If the EUI predicted by the EPA’s regressions are real and reproducible then we would expect that a regression performed on the second data set would yield similar results — that is, similar regression coefficients, similar statistical significance for the independent variables, and would predict similar EUI values when applied to the same buildings (i.e., as compared with the EPA regression). Let the EPA data set be data set A and let our second, equivalent data set be data set B. We will use the regression on data set A to predict EUI for all the buildings in the combined data se, A+B. Call these predictions pA. Now we use the regression on data set B to predict EUI for all these same buildings (data sets A+B) and call these pB. We expect pA = pB for all buildings, or nearly so, anyway.
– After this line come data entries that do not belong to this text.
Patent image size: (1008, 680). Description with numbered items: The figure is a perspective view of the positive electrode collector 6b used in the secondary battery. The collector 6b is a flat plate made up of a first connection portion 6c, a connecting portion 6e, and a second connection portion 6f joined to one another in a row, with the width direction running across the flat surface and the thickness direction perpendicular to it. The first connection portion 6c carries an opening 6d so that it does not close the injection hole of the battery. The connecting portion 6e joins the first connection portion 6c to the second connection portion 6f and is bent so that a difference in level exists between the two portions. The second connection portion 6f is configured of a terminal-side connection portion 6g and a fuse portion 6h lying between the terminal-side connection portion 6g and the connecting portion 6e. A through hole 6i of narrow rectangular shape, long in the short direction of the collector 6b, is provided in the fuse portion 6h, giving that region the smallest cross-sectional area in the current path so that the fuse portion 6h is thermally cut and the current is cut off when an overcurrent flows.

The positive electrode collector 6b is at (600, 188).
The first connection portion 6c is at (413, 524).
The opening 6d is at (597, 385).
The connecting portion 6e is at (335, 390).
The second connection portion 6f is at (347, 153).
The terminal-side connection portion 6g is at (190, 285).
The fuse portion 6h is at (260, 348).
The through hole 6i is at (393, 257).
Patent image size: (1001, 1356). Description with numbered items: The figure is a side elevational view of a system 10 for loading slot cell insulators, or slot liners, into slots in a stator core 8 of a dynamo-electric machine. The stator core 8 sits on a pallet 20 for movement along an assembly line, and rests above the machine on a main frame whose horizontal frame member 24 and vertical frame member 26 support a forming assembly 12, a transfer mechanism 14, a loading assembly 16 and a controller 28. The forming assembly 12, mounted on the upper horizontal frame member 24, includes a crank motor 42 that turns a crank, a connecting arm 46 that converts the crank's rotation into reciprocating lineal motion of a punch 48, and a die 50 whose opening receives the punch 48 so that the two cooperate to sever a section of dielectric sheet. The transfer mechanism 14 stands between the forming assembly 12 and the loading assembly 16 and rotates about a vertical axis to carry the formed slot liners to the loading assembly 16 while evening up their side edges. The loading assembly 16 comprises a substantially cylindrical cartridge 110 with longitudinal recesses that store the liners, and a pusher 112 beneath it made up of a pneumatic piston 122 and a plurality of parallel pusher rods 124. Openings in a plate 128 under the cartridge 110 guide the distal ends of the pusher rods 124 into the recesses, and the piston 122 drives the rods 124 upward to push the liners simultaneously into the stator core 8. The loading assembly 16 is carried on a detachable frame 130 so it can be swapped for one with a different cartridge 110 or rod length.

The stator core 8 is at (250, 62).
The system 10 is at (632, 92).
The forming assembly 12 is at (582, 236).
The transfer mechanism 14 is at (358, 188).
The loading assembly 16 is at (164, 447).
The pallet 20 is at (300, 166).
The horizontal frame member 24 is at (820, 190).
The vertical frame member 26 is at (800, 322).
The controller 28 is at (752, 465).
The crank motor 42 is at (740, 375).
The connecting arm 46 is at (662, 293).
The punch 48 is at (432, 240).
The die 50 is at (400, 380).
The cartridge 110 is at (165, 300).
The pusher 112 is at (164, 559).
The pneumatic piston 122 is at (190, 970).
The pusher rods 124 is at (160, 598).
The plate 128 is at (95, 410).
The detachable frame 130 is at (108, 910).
A graph of pB vs pA should be a straight line demonstrating strong correlation.
Below is such a graph for the EPA’s Worship Facility model. What we see is there is essentially no similarity between these two predictions, demonstrating the predictions have little validity.
This “predicted EUI” is at the heart of the ENERGY STAR score methodology. Without this the ENERGY STAR score would simply be ranking buildings entirely on their source EUI. But the predicted EUI adjusts the rankings based on operating parameters — so that a building that uses above average energy may still be judged more efficient than average if it has above average operating characteristics (long hours, high worker density, etc.).
What my research shows is this predicted EUI is not a well-defined number, but instead, depends entirely on the subset of buildings used for the regression. Trends found in one set of buildings are not reproduced in another equally valid set of similar buildings. The process is analogous to using past stock market values to predict future values. You can use all the statistical tools available and argue that your regression is valid — yet when you test these models you find they are no better at picking stock winners than are monkeys.
Above I have shown the results for one building type, Worship Facilities. Similar graphs are obtained when this validation test is performed for Warehouses, K-12 Schools, and Supermarkets. My earlier work demonstrated that Medical Office and Residence Hall/Dormitories also failed validation tests. Only the Office model demonstrates strong correlation between the two predicted values pA and pB — and this is only when you remove Banks from the data set.
The release of 2012 CBECS data will provide yet another opportunity to externally validate these 9 ENERGY STAR building models. I fully expect to find that the models simply have no predictive power with the 2012 CBECS data.